YouTube To Pay $170m To Settle Allegations of Illegally Collecting Children’s Personal Data

YouTube will pay a record $170 million to settle allegations by the Federal Trade Commission and the New York Attorney General in the United States that Google’s video sharing service illegally collected personal information from children without their parents’ consent.

The settlement requires Google and YouTube to pay $136 million to the FTC and $34 million to New York for allegedly violating the Children’s Online Privacy Protection Act Rule. The $136 million penalty is by far the largest amount the FTC has ever obtained in a COPPA case since Congress enacted the law in 1998, the FTC said.

In a complaint filed against the companies, the FTC and New York Attorney General allege that YouTube violated the COPPA Rule by collecting personal information—in the form of cookies —from viewers of child-directed channels, without first notifying parents and getting their consent. YouTube earned millions of dollars by using the cookies to deliver targeted ads to viewers of these channels, according to the complaint.

The COPPA Rule in the United States requires that child-directed websites and online services provide notice of their information practices and obtain parental consent prior to collecting personal information from children under 13, including the use of persistent identifiers to track a user’s Internet browsing habits for targeted advertising. In addition, third parties, such as advertising networks, are also subject to COPPA where they have actual knowledge they are collecting personal information directly from users of child-directed websites and online services.

“YouTube touted its popularity with children to prospective corporate clients,” said FTC chairman Joe Simons. “Yet when it came to complying with COPPA, the company refused to acknowledge that portions of its platform were clearly directed to kids. There’s no excuse for YouTube’s violations of the law.”

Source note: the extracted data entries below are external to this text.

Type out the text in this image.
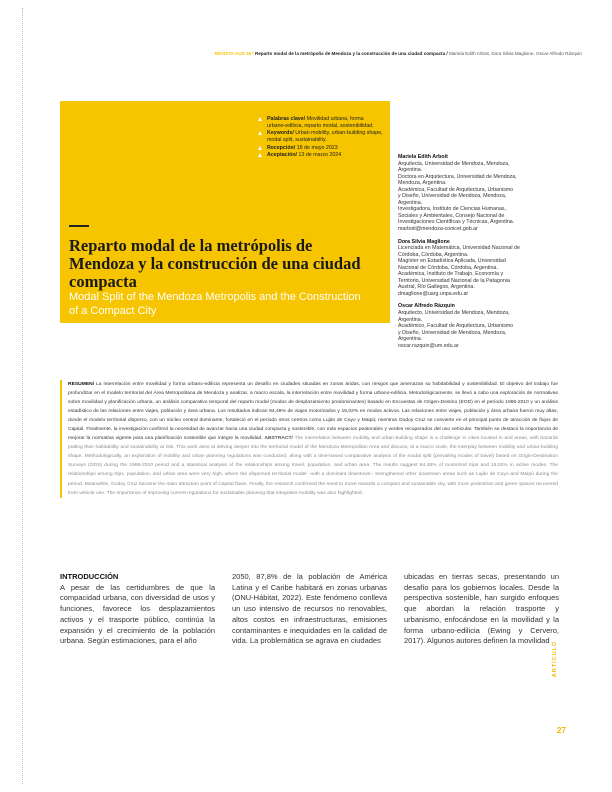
REVISTA AUS 36 / Reparto modal de la metrópolis de Mendoza y la construcción de una ciudad compacta / Mariela Edith Arboit, Dora Silvia Maglione, Oscar Alfredo Rázquin
Palabras clave/ Movilidad urbana, forma urbano-edilicia, reparto modal, sostenibilidad.
Keywords/ Urban mobility, urban-building shape, modal split, sustainability.
Recepción/ 18 de mayo 2023
Aceptación/ 13 de marzo 2024
Reparto modal de la metrópolis de Mendoza y la construcción de una ciudad compacta
Modal Split of the Mendoza Metropolis and the Construction of a Compact City
Mariela Edith Arboit
Arquitecta, Universidad de Mendoza, Mendoza,
Argentina.
Doctora en Arquitectura, Universidad de Mendoza,
Mendoza, Argentina.
Académica, Facultad de Arquitectura, Urbanismo
y Diseño, Universidad de Mendoza, Mendoza,
Argentina.
Investigadora, Instituto de Ciencias Humanas,
Sociales y Ambientales, Consejo Nacional de
Investigaciones Científicas y Técnicas, Argentina.
marboit@mendoza-conicet.gob.ar
Dora Silvia Maglione
Licenciada en Matemática, Universidad Nacional de
Córdoba, Córdoba, Argentina.
Magíster en Estadística Aplicada, Universidad
Nacional de Córdoba, Córdoba, Argentina.
Académica, Instituto de Trabajo, Economía y
Territorio, Universidad Nacional de la Patagonia
Austral, Río Gallegos, Argentina.
dmaglione@uarg.unpa.edu.ar
Oscar Alfredo Rázquin
Arquitecto, Universidad de Mendoza, Mendoza,
Argentina.
Académico, Facultad de Arquitectura, Urbanismo
y Diseño, Universidad de Mendoza, Mendoza,
Argentina.
oscar.razquin@um.edu.ar
RESUMEN/ La interrelación entre movilidad y forma urbano-edilicia representa un desafío en ciudades situadas en zonas áridas, con riesgos que amenazan su habitabilidad y sostenibilidad. El objetivo del trabajo fue profundizar en el modelo territorial del Área Metropolitana de Mendoza y analizar, a macro escala, la interrelación entre movilidad y forma urbano-edilicia. Metodológicamente, se llevó a cabo una exploración de normativas sobre movilidad y planificación urbana, un análisis comparativo temporal del reparto modal (modos de desplazamiento predominantes) basado en Encuestas de Origen-Destino (EOD) en el período 1986-2010 y un análisis estadístico de las relaciones entre viajes, población y área urbana. Los resultados indican 84,48% de viajes motorizados y 15,02% en modos activos. Las relaciones entre viajes, población y área urbana fueron muy altas, donde el modelo territorial disperso, con un núcleo central dominante, fortaleció en el período otros centros como Luján de Cuyo y Maipú; mientras Godoy Cruz se convierte en el principal punto de atracción de flujos de Capital. Finalmente, la investigación confirmó la necesidad de avanzar hacia una ciudad compacta y sostenible, con más espacios peatonales y verdes recuperados del uso vehicular. También se destacó la importancia de mejorar la normativa vigente para una planificación sostenible que integre la movilidad. ABSTRACT/ The interrelation between mobility and urban-building shape is a challenge in cities located in arid areas, with hazards putting their habitability and sustainability at risk. This work aims at delving deeper into the territorial model of the Mendoza Metropolitan Area and discuss, at a macro scale, the interplay between mobility and urban-building shape. Methodologically, an exploration of mobility and urban planning regulations was conducted, along with a time-based comparative analysis of the modal split (prevailing modes of travel) based on Origin-Destination Surveys (ODS) during the 1986-2010 period and a statistical analysis of the relationships among travel, population, and urban area. The results suggest 84.48% of motorized trips and 15.02% in active modes. The relationships among trips, population, and urban area were very high, where the dispersed territorial model –with a dominant downtown– strengthened other downtown areas such as Luján de Cuyo and Maipú during the period. Meanwhile, Godoy Cruz became the main attraction point of Capital flows. Finally, the research confirmed the need to move towards a compact and sustainable city, with more pedestrian and green spaces recovered from vehicle use. The importance of improving current regulations for sustainable planning that integrates mobility was also highlighted.
INTRODUCCIÓN

A pesar de las certidumbres de que la compacidad urbana, con diversidad de usos y funciones, favorece los desplazamientos activos y el trasporte público, continúa la expansión y el crecimiento de la población urbana. Según estimaciones, para el año

2050, 87,8% de la población de América Latina y el Caribe habitará en zonas urbanas (ONU-Hábitat, 2022). Este fenómeno conlleva un uso intensivo de recursos no renovables, altos costos en infraestructuras, emisiones contaminantes e inequidades en la calidad de vida. La problemática se agrava en ciudades

ubicadas en tierras secas, presentando un desafío para los gobiernos locales. Desde la perspectiva sostenible, han surgido enfoques que abordan la relación trasporte y urbanismo, enfocándose en la movilidad y la forma urbano-edilicia (Ewing y Cervero, 2017). Algunos autores definen la movilidad

ARTÍCULO
27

The YouTube platform allows Google account holders, including large commercial entities, to create “channels” to display their content. According to the complaint, eligible channel owners can choose to monetize their channel by allowing YouTube to serve behaviorally targeted advertisements, which generates revenue for both the channel owners and YouTube.

Several channel owners told YouTube and Google that their channels’ content was directed to children, and in other instances YouTube’s own content rating system identified content as directed to children. In addition, according to the complaint, YouTube manually reviewed children’s content from its YouTube platform to feature in its YouTube Kids app.

Despite this knowledge of channels directed to children on the YouTube platform, YouTube served targeted advertisements on these channels. According to the complaint, it even told one advertising company that it did not have users younger than 13 on its platform and therefore channels on its platform did not need to comply with COPPA.

The settlement also prohibits Google and YouTube from violating the COPPA Rule, and requires them to provide notice about their data collection practices and obtain verifiable parental consent before collecting personal information from children.

In a statement, Youtube highlighted the changes it was making to better protect children using the platform. It said: “Responsibility is our number one priority at YouTube, and nothing is more important than protecting kids and their privacy. We’ve been significantly investing in the policies, products and practices to help us do this. 

“We’ve been taking a hard look at areas where we can do more to address this, informed by feedback from parents, experts, and regulators, including COPPA concerns raised by the U.S. Federal Trade Commission and the New York Attorney General that we are addressing with a settlement announced today.” 

Separately, Google has been accused of secretly using hidden web pages that feed the personal data of its users to advertisers, “undermining its own policies and circumventing EU privacy regulations that require consent and transparency”, the FT reported.

In evidence to the Data Protection Commission in Ireland Johnny Ryan, chief policy officer of web browser Brave, said he had discovered the secret web pages as he tried to monitor how his data were being traded on Google’s advertising exchange.

As reported in The Telegraph, a Google spokesperson said: “We do not serve personalised ads or send bid requests to bidders without user consent. The Irish DPC – as Google’s lead DPA – and the UK ICO are already looking into real time bidding in order to assess its compliance with GDPR. We welcome that work and are co-operating in full.”